Hockey

La Svizzera, Patrick Fischer e un Mondiale tra passato e futuro

Herning e la Danimarca fanno emergere grandi ricordi, mentre all'orizzonte si vede già l'edizione casalinga del 2026 - Ma questa Nazionale sembra ben ancorata al presente
© Keystone/Salvatore Di Nolfi
Fernando Lavezzo
09.05.2025 06:00

Ieri mattina la piccola Herning si è svegliata nella sua tipica, nordica quiete. Ultimi preparativi nelle vie del centro (nella «via», al singolare, sarebbe più corretto, viste le dimensioni); giovani genitori in bicicletta con i neonati addormentati nel rimorchio; cani a passeggio nelle verdi campagne che circondano la moderna area residenziale a sud della stazione ferroviaria. Tutto tranquillo, quasi troppo. Ma oggi la cittadina dello Jutland centrale inizierà ad animarsi sul serio, con la Svizzera in pista alle 16.20 contro i campioni in carica della Cechia e i padroni di casa della Danimarca protagonisti in serata contro gli Stati Uniti (no, in palio non c’è la Groenlandia). I rossocrociati iniziano dunque da una rivincita. Quella dell’ultima finale, persa 2-0 contro i cechi. Le ambizioni elvetiche non sono cambiate: si vuole arrivare fino alle «final four» di Stoccolma e giocare per un’altra medaglia. Sognare è più che lecito, con la Russia sempre fuori dai giochi e nonostante una concorrenza molto agguerrita. Le favorite? Svezia e Canada, che giocano nell’altro girone e che potremmo trovare già ai quarti, così come l’insidiosa Finlandia.

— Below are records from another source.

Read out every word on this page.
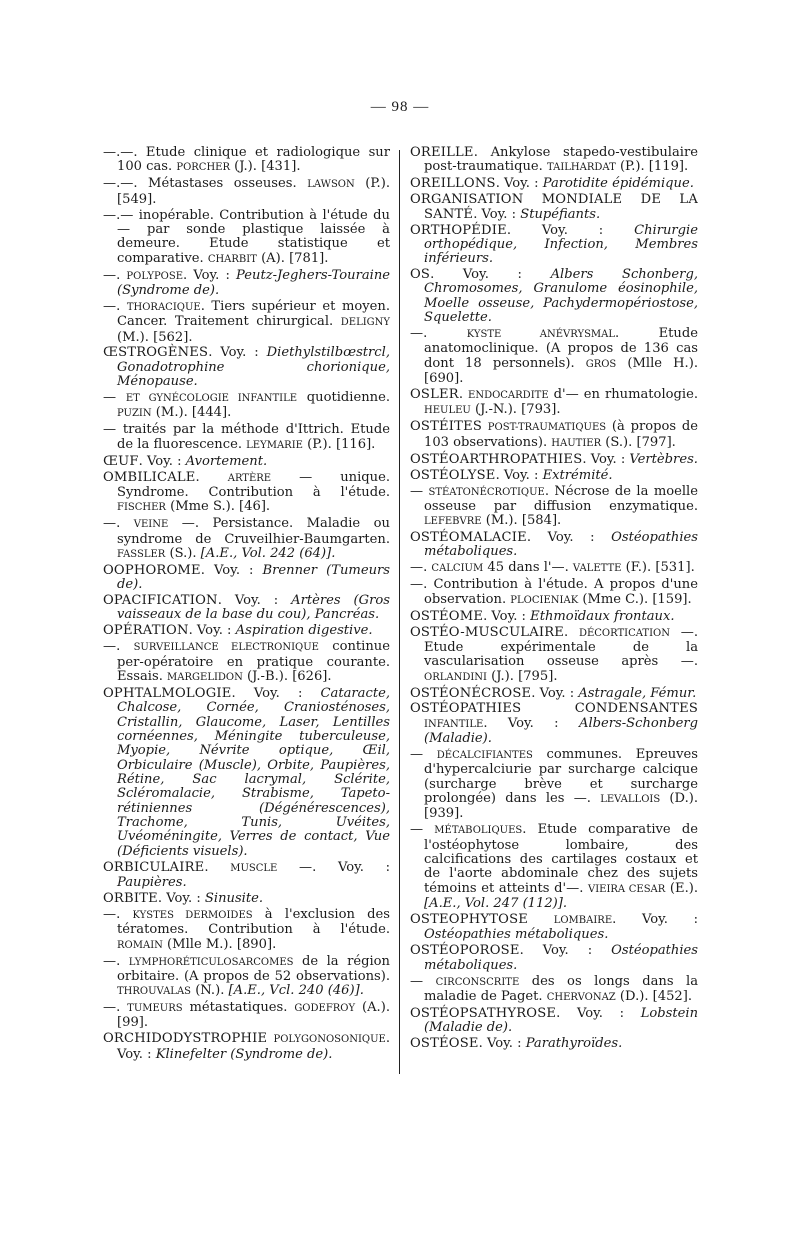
— 98 —
—.—. Etude clinique et radiologique sur 100 cas. PORCHER (J.). [431].
—.—. Métastases osseuses. LAWSON (P.). [549].
—.— inopérable. Contribution à l'étude du — par sonde plastique laissée à demeure. Etude statistique et comparative. CHARBIT (A). [781].
—. POLYPOSE. Voy. : Peutz-Jeghers-Touraine (Syndrome de).
—. THORACIQUE. Tiers supérieur et moyen. Cancer. Traitement chirurgical. DELIGNY (M.). [562].
ŒSTROGÈNES. Voy. : Diethylstilbœstrcl, Gonadotrophine chorionique, Ménopause.
— ET GYNÉCOLOGIE INFANTILE quotidienne. PUZIN (M.). [444].
— traités par la méthode d'Ittrich. Etude de la fluorescence. LEYMARIE (P.). [116].
ŒUF. Voy. : Avortement.
OMBILICALE. ARTÈRE — unique. Syndrome. Contribution à l'étude. FISCHER (Mme S.). [46].
—. VEINE —. Persistance. Maladie ou syndrome de Cruveilhier-Baumgarten. FASSLER (S.). [A.E., Vol. 242 (64)].
OOPHOROME. Voy. : Brenner (Tumeurs de).
OPACIFICATION. Voy. : Artères (Gros vaisseaux de la base du cou), Pancréas.
OPÉRATION. Voy. : Aspiration digestive.
—. SURVEILLANCE ELECTRONIQUE continue per-opératoire en pratique courante. Essais. MARGELIDON (J.-B.). [626].
OPHTALMOLOGIE. Voy. : Cataracte, Chalcose, Cornée, Craniosténoses, Cristallin, Glaucome, Laser, Lentilles cornéennes, Méningite tuberculeuse, Myopie, Névrite optique, Œil, Orbiculaire (Muscle), Orbite, Paupières, Rétine, Sac lacrymal, Sclérite, Scléromalacie, Strabisme, Tapeto-rétiniennes (Dégénérescences), Trachome, Tunis, Uvéites, Uvéoméningite, Verres de contact, Vue (Déficients visuels).
ORBICULAIRE. MUSCLE —. Voy. : Paupières.
ORBITE. Voy. : Sinusite.
—. KYSTES DERMOIDES à l'exclusion des tératomes. Contribution à l'étude. ROMAIN (Mlle M.). [890].
—. LYMPHORÉTICULOSARCOMES de la région orbitaire. (A propos de 52 observations). THROUVALAS (N.). [A.E., Vcl. 240 (46)].
—. TUMEURS métastatiques. GODEFROY (A.). [99].
ORCHIDODYSTROPHIE POLYGONOSONIQUE. Voy. : Klinefelter (Syndrome de).
OREILLE. Ankylose stapedo-vestibulaire post-traumatique. TAILHARDAT (P.). [119].
OREILLONS. Voy. : Parotidite épidémique.
ORGANISATION MONDIALE DE LA SANTÉ. Voy. : Stupéfiants.
ORTHOPÉDIE. Voy. : Chirurgie orthopédique, Infection, Membres inférieurs.
OS. Voy. : Albers Schonberg, Chromosomes, Granulome éosinophile, Moelle osseuse, Pachydermopériostose, Squelette.
—. KYSTE ANÉVRYSMAL. Etude anatomoclinique. (A propos de 136 cas dont 18 personnels). GROS (Mlle H.). [690].
OSLER. ENDOCARDITE d'— en rhumatologie. HEULEU (J.-N.). [793].
OSTÉITES POST-TRAUMATIQUES (à propos de 103 observations). HAUTIER (S.). [797].
OSTÉOARTHROPATHIES. Voy. : Vertèbres.
OSTÉOLYSE. Voy. : Extrémité.
— STÉATONÉCROTIQUE. Nécrose de la moelle osseuse par diffusion enzymatique. LEFEBVRE (M.). [584].
OSTÉOMALACIE. Voy. : Ostéopathies métaboliques.
—. CALCIUM 45 dans l'—. VALETTE (F.). [531].
—. Contribution à l'étude. A propos d'une observation. PLOCIENIAK (Mme C.). [159].
OSTÉOME. Voy. : Ethmoïdaux frontaux.
OSTÉO-MUSCULAIRE. DÉCORTICATION —. Etude expérimentale de la vascularisation osseuse après —. ORLANDINI (J.). [795].
OSTÉONÉCROSE. Voy. : Astragale, Fémur.
OSTÉOPATHIES CONDENSANTES INFANTILE. Voy. : Albers-Schonberg (Maladie).
— DÉCALCIFIANTES communes. Epreuves d'hypercalciurie par surcharge calcique (surcharge brève et surcharge prolongée) dans les —. LEVALLOIS (D.). [939].
— MÉTABOLIQUES. Etude comparative de l'ostéophytose lombaire, des calcifications des cartilages costaux et de l'aorte abdominale chez des sujets témoins et atteints d'—. VIEIRA CESAR (E.). [A.E., Vol. 247 (112)].
OSTEOPHYTOSE	LOMBAIRE. Voy. : Ostéopathies métaboliques.
OSTÉOPOROSE. Voy. : Ostéopathies métaboliques.
— CIRCONSCRITE des os longs dans la maladie de Paget. CHERVONAZ (D.). [452].
OSTÉOPSATHYROSE. Voy. : Lobstein (Maladie de).
OSTÉOSE. Voy. : Parathyroïdes.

Patrick Fischer è in carica dal 2016. Dopo due Mondiali di apprendistato, quelli di Mosca e Parigi, la sua visione ha preso magicamente vita proprio in Danimarca, nel 2018. Tra Herning e Copenaghen, sette anni fa la sua Svizzera si scoprì grande. Una convinzione portata avanti anche in seguito, nonostante una lunga serie di delusioni iridate e olimpiche, con eliminazioni precoci e spesso inattese, fino al nuovo exploit di dodici mesi fa. Un argento, quello di Praga, che oggi toglie un po’ di pressione. Per affrontare questo nuovo torneo, la Svizzera può alimentarsi con i ricordi felici del passato. Ma lo sguardo è già rivolto al futuro. Il 2026 sarà un anno importantissimo, con le Olimpiadi appena oltre confine, a Milano, e il Mondiale in casa, a Zurigo e Friburgo. Due eventi che già ora catalizzano energie e aspettative, ma che non hanno distolto l’attenzione dal presente. Convincere 4, forse 5 star NHL a raggiungere la Nazionale in una sperduta località della Danimarca, dopo una logorante stagione e una cocente eliminazione al primo turno dei playoff, non è affatto scontato. Ma è una cosa che a Fischer è sempre riuscita benissimo. Il coach di Zugo ha saputo coinvolgere i giocatori con il suo entusiasmo. Ha creato un’identità, uno spirito di appartenenza e ambizioni condivise. Certo, appare molto severa l’esclusione fino al 2027 di un talento come Lian Bichsel, punito per aver rinunciato a due convocazioni con la Nazionale U20. Ma sono regole, queste, che reggono i delicati equilibri di uno spogliatoio composto da personalità forti.

È un Mondiale tra passato e futuro, dunque. E lo è anche la selezione rossocrociata. Che non ha rinunciato ai giocatori di esperienza (per il 41.enne Ambühl sarà il 20. e ultimo Mondiale), ma nel contempo si è rifatta il look. Complici gli infortuni di alcuni senatori, a questa edizione sono presenti diversi volti nuovi. Compresi il portiere Charlin, i giovanissimi Knak, Baechler e Schmid e l’ex Ambrì e Ticino Rockets Dario Rohrbach (frettolosamente accantonato dai biancoblù e sbocciato a Langnau). A due settimane dalla retrocessione della Svizzera Under 18 ai Mondiali di categoria, c’è dunque margine per guardare al domani con fiducia, pur senza nascondere sotto il tappeto i vuoti generazionali di un Paese che resta numericamente piccolo.